The Gen Y folks see Baby Boomers as being overly critical, micro-managing, work too many hours and are not good team players. It’s important to bear in mind that Boomers entered the workforce with the idea that one could work hard, prove their worth and loyalty, and thus move up the ranks within a company. The millenials entered a much different world, and are much more likely to move up by switching jobs

I find it useful to think even further back to the differences in our childhoods. Millenials learned team sports: in organized ways, from an early age, where they got lots of recognition for small acheivements. Boomers socialized informally, in pick-up games, where they made up the rules, fought and played and had to compete as individuals to succeed.  And when boomers wonder why they don’t respect us as we respected our parents: Boomers grew up in the definitive Youth Culture and a cultural revolution that celebrated sex, drugs and rock and roll. We offered them reason over faith, we let them call us by our first names, and more than half of us got divorced.

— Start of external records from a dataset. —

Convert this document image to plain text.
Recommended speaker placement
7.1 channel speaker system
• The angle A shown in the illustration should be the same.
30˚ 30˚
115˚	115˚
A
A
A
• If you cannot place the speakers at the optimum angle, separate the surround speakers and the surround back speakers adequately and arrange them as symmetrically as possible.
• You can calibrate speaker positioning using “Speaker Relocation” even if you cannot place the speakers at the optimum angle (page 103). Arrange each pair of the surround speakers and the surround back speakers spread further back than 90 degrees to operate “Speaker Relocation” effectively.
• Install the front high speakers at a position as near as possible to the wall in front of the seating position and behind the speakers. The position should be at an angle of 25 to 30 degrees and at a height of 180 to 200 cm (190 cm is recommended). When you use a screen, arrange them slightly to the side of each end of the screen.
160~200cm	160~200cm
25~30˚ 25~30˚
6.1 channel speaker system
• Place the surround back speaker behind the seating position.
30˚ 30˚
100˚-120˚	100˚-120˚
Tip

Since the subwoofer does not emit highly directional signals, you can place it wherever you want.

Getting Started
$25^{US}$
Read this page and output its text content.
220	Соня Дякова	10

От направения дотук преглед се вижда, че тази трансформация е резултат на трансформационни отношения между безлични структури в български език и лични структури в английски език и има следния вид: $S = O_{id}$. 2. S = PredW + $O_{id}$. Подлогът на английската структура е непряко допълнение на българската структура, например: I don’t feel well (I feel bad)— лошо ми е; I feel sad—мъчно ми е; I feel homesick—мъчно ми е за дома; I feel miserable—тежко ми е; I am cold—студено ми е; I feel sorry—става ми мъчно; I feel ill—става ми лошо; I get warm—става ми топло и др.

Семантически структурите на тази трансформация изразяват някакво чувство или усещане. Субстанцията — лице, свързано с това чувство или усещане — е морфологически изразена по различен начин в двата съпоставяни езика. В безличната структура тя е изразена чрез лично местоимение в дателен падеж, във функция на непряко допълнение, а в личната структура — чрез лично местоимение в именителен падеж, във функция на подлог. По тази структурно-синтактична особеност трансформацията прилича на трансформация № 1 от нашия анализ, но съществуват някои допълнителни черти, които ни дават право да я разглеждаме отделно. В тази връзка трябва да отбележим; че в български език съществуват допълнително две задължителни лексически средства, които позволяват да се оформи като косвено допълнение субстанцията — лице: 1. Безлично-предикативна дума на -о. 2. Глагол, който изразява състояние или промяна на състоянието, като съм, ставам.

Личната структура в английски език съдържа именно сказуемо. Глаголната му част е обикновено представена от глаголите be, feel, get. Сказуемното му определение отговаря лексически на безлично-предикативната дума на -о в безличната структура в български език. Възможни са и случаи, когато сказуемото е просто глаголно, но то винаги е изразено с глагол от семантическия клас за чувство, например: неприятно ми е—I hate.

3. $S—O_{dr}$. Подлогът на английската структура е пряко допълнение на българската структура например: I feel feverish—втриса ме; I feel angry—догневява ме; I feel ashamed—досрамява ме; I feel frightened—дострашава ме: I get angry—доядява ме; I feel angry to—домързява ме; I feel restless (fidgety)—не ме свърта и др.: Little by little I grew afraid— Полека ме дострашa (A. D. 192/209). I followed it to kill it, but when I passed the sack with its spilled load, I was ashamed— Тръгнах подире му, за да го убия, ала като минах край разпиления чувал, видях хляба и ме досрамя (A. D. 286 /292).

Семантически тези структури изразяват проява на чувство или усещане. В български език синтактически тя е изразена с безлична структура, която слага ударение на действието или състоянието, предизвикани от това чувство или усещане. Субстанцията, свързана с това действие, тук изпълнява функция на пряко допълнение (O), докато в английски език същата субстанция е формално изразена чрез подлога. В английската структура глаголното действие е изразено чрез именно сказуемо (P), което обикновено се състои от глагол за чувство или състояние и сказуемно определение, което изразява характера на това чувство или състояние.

In working with Millenials, Boomers need to be aware and accepting of their parenting styles and that those styles produced the Millenials — and they’re not your children anymore — indeed, they could be your boss. One thing both Boomers and Millenials agree on: Millenials are much more tech-saavy. So in this brave new world of fewer jobs and an increasing dependence on technology tools, Boomers need to reflect on their youth — both internally and externally. And they need to continually raise their skills to avoid being seen as anachronisms.